This week, federal and state law enforcement announced they had disrupted a plot to abduct Gov. Gretchen Whitmer and attack other lawmakers and the capitol building in Lansing.
“It’s not so surprising when there’s a lot of gasoline thrown around that a spark will find it.” — Joseph Lehman, Mackinac Center for Public Policy
Listen: Do Republican officials bear responsibility for the actions of extremist supporters?
Joseph Lehman, President of the Mackinac Center for Public Policy, says that rhetoric plays a role in encouraging political violence.
“It’s not so surprising when there’s a lot of gasoline thrown around that a spark will find it,” Lehman says. But, “the people who have been charged with the crimes, they ultimately bear the responsibility for their actions.”
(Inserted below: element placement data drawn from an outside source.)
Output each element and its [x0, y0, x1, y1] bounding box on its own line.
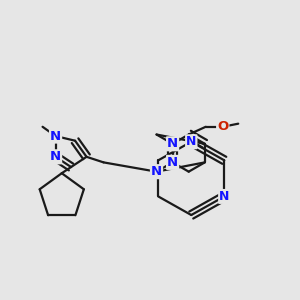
- Text: N: N: [167, 156, 178, 169]
- Text: O: O: [217, 120, 228, 133]
- Text: N: N: [219, 190, 230, 203]
- Text: N: N: [186, 135, 196, 148]
- Text: N: N: [50, 130, 61, 142]
- Text: N: N: [167, 137, 178, 150]
- Text: N: N: [50, 150, 61, 163]
- Text: N: N: [151, 165, 162, 178]
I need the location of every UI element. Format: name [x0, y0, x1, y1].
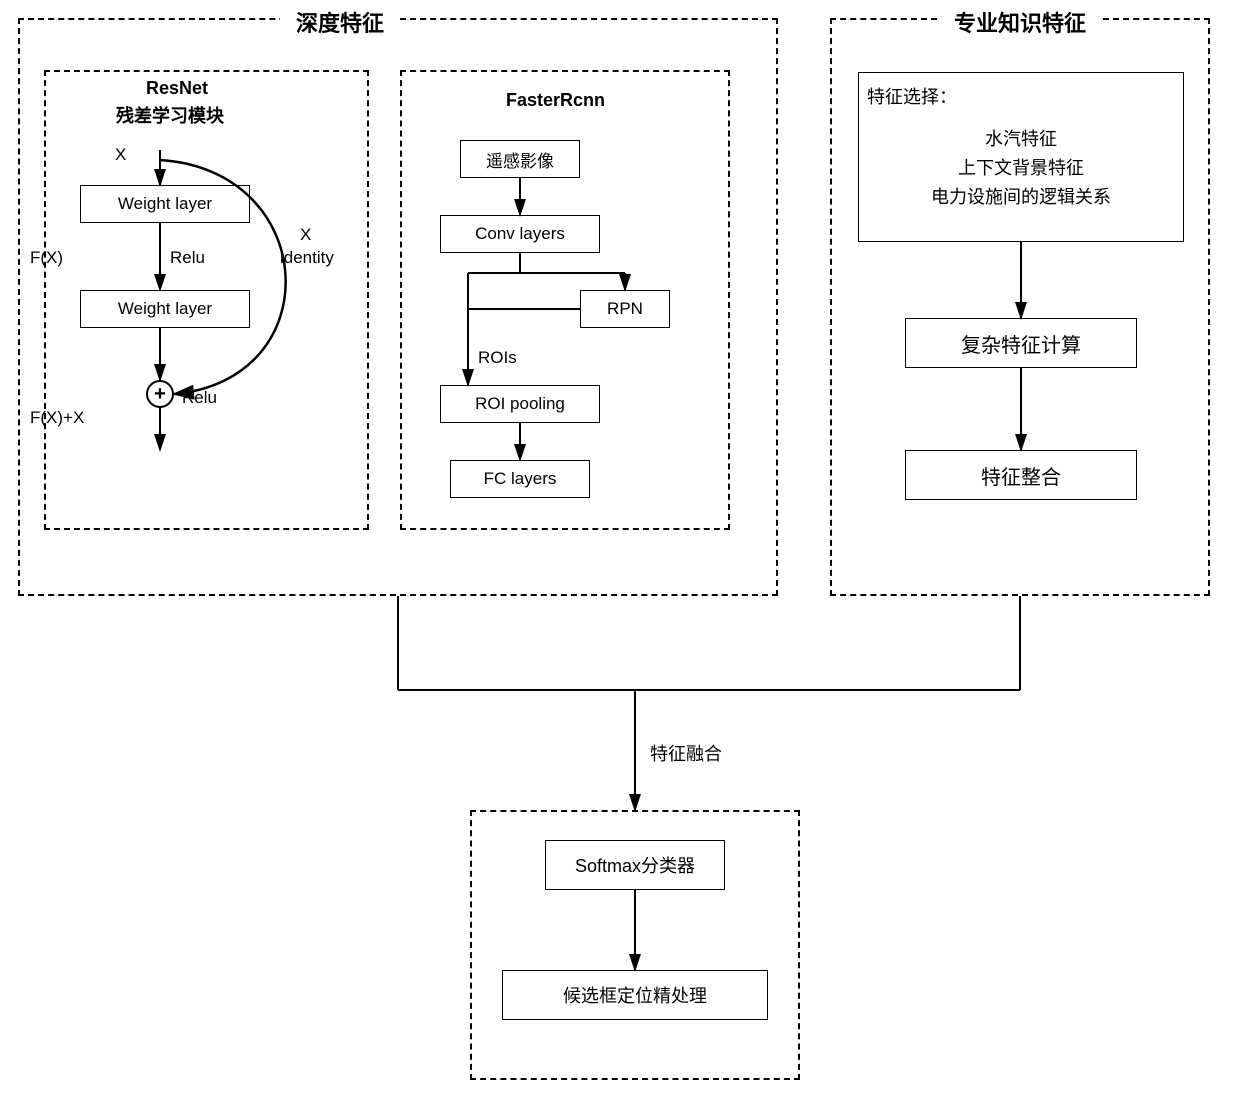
expert-selection-box: 特征选择： 水汽特征 上下文背景特征 电力设施间的逻辑关系 [858, 72, 1184, 242]
frcnn-fc-box: FC layers [450, 460, 590, 498]
frcnn-roipool-label: ROI pooling [475, 394, 565, 414]
frcnn-conv-label: Conv layers [475, 224, 565, 244]
refine-label: 候选框定位精处理 [563, 982, 707, 1008]
resnet-fxx-label: F(X)+X [30, 408, 84, 428]
frcnn-title: FasterRcnn [500, 90, 611, 111]
frcnn-conv-box: Conv layers [440, 215, 600, 253]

The Mackinac Center sued the governor’s office earlier this year over Whitmer’s COVID-19 related economic and social restrictions. Those same restrictions motivated anti-lockdown protestors and at least some of the men charged by authorities.
However Lehman says the lawsuit was about process, pointing to a Michigan Supreme Court ruling earlier this week as support for his argument. He says criticism is fair but the governor’s actions do not rise to “tyranny,” as one of conspirators described them.
“The governor has a tough job. These are unprecedented circumstances and she had to make her best guesses,” Lehman says. “In the end, even in official circles, and even when elected officials need to reassure people, they’re doing some guesswork. People need to cut them some slack for that.”